We should have known that leaving the island in the middle of our season would result in clashing headlong into the world of vacationers traveling up and down Cape Cod and points north through New England with cars so overloaded with paraphernalia as to be indiscernible. Bicycles four deep on car racks doubled a vehicle's size, kayaks, canoes, and fishing gear strapped to rooftops shouted vacation fun, all contributing to bumper to bumper traffic.

Our four-hour trip turned easily into six plus. As we approached our destination every curve, every hill, every rolling turn and dip of the road led to what seemed like an endless journey. And then we were there. "This cannot be their road!" I announced as I cautiously edged the car down a roller-coaster-wide-track of gravel along a coastline that seemed to drop right into a river. But perched on the edge of the bank, right smack overlooking a body of water filled with sailboats and fishing boats and Boston whalers of all sizes was a sprawling cabin surrounded by fir trees and all the nature associated with Maine.

But the thing that was overwhelming was the quiet. If we weren't stirring up the environment with our voices and laughter and the slam of a screen door, the quiet enveloped the place. It made you aware of the sounds of the lapping water and the birds calling and the clanging of things in the water reminding you where you were. We drove all over the area, stopping to buy lobsters to cook at home and doing cliché touristy things like checking out the shops in little towns.

When you have always lived in a tourist town as the four of us have, it's fun to be tourists elsewhere for a short time, like one day. We visited the local library, once a house and looking still like another house in the town only with makeshift shelves holding worn books. They were having a lecture by an author later in the day and when I asked who she was, no one seemed to even know she was coming despite the giant sign on the front steps.
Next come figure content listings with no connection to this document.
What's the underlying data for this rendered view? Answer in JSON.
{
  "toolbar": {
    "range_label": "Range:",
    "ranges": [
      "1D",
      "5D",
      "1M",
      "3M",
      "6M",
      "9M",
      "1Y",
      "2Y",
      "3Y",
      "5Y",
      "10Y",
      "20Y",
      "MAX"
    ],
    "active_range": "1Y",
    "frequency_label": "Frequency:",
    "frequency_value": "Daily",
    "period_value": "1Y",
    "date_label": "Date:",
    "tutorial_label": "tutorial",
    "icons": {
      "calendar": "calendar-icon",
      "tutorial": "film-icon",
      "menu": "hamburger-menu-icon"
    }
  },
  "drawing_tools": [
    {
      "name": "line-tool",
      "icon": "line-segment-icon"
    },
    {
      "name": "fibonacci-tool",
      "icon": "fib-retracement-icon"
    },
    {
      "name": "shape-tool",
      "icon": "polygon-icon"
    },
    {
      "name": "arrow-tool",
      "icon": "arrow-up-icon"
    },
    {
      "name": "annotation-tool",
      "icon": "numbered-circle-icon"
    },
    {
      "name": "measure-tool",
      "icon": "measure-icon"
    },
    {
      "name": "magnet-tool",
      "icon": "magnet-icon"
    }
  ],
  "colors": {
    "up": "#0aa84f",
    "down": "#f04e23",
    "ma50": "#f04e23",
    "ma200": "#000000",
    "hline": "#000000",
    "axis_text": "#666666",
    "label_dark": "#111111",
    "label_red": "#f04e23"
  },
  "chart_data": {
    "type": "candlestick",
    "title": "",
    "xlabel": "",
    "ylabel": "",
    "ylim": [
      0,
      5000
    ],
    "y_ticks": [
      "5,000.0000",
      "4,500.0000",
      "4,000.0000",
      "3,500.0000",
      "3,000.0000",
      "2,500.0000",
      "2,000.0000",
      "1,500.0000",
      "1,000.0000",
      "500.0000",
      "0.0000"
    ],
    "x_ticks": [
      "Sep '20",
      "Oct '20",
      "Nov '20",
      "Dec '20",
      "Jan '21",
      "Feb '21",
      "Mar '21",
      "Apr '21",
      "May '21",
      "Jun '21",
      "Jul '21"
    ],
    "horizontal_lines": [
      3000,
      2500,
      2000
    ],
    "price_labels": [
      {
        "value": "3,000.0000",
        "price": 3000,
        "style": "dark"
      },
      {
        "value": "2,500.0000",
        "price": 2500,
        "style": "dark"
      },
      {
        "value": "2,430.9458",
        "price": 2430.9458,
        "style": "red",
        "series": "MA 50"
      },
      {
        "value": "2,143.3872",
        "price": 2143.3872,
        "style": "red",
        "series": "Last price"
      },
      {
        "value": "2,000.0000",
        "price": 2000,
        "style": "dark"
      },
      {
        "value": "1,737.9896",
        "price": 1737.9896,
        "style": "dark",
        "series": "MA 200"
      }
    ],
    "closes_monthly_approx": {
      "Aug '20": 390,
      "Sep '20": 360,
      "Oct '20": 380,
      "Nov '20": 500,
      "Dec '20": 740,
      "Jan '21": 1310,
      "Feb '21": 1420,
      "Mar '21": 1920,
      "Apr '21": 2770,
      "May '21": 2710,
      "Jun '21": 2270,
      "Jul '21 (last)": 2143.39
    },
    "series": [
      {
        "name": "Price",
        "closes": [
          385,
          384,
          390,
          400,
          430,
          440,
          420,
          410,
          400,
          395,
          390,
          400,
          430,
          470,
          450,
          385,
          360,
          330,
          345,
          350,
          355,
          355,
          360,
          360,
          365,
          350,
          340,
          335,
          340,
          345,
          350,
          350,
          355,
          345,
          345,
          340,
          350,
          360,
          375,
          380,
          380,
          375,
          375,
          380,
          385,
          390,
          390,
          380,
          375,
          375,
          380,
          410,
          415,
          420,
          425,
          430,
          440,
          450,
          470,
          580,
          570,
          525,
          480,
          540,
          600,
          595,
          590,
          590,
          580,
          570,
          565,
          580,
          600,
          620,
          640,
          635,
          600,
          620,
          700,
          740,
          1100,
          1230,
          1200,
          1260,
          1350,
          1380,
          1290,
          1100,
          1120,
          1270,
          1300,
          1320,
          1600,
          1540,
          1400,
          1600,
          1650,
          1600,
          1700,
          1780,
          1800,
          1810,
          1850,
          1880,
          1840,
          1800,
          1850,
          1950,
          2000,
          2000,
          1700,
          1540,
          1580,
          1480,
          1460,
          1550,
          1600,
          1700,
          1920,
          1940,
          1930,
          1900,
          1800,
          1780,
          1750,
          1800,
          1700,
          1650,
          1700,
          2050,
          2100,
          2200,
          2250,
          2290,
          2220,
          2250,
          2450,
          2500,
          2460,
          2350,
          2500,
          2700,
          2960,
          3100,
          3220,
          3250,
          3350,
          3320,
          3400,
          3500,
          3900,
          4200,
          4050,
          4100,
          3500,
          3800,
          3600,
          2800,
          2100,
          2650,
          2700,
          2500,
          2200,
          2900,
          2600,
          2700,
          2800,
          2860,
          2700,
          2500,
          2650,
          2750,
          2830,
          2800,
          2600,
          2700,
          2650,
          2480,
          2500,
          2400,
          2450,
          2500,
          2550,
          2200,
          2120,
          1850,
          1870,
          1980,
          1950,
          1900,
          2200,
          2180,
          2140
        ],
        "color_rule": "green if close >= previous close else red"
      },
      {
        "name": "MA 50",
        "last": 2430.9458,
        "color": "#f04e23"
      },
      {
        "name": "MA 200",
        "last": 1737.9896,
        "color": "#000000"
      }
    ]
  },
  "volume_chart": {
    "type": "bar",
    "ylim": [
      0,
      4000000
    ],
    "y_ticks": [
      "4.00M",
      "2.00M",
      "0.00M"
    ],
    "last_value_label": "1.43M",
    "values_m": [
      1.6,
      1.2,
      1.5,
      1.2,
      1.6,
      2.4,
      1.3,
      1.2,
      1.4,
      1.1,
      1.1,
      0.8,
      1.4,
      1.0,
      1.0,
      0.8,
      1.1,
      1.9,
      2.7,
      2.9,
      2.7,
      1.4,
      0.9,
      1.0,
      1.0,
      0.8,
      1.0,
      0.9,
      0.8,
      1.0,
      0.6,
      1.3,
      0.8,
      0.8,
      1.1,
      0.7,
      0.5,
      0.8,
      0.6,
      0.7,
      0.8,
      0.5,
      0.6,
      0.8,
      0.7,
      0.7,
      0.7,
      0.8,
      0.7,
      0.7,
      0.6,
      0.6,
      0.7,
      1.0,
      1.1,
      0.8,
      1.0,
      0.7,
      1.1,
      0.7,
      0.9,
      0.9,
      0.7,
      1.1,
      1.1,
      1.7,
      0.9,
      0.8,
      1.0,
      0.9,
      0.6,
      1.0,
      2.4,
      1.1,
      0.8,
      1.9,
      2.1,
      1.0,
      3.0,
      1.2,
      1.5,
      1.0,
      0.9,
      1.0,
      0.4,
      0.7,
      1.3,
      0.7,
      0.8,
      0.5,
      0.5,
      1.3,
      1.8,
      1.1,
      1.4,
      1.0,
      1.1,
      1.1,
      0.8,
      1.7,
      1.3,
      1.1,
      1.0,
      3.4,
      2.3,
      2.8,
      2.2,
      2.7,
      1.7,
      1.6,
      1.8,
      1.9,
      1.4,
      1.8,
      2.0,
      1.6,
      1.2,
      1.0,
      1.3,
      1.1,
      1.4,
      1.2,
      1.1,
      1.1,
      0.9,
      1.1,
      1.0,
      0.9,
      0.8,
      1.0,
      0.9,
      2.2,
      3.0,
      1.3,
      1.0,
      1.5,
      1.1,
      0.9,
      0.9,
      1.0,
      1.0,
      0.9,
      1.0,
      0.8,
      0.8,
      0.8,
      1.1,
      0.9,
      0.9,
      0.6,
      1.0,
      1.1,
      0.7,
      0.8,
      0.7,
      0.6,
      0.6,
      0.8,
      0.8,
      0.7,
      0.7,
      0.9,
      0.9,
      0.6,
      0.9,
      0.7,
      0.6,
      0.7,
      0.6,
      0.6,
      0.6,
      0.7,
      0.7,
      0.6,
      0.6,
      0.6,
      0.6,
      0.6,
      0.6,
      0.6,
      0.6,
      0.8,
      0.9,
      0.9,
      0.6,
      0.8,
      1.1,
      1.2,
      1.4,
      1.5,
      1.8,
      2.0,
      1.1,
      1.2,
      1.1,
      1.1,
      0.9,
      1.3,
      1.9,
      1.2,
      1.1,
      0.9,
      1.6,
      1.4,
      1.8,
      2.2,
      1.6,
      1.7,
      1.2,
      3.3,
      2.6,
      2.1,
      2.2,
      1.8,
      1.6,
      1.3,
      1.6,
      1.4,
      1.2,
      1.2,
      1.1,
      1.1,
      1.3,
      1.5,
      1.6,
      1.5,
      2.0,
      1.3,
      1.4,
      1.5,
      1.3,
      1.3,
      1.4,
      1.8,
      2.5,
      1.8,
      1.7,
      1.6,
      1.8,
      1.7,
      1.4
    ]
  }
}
When I am in Key West or anywhere else in the world, I like to look at the architecture of the place, which is a clue to the history of a place. In this case early farmhouses and big barns, sometimes attached to enlarge or expand the living space over time.

While they surely don't have house tours in this part of Maine the way we do in Nantucket and Key West, and I doubt that the interior designs are tour-worthy, the style of houses and gardens were so unpretentious yet neatly maintained. When you live in places that have become overly gentrified and "discovered" it's fun to go to historic or scenic or funky places that have not yet been overly messed with, at least not to the extent that Key West and Nantucket have been.

We once thought we were too remote, too hard to get to, to succumb to change. We thought we were immune. It happens so quickly once a place reaches a certain level of popularity. And then it doesn't take long for the process of removing all that "lovely grittiness" to be set in motion and what we have, when we return, is not quite as good as we remember

Leslie Linsley has written more than 50 books on crafts, decorating and home style. She resides on Nantucket with her husband, photographer Jon Aron, and has a store on the island that specializes in her one-of-a-kind creations. Her latest book is "Key West, a Tropical Lifestyle" (Monacelli Press), with photos by Terry Pommett.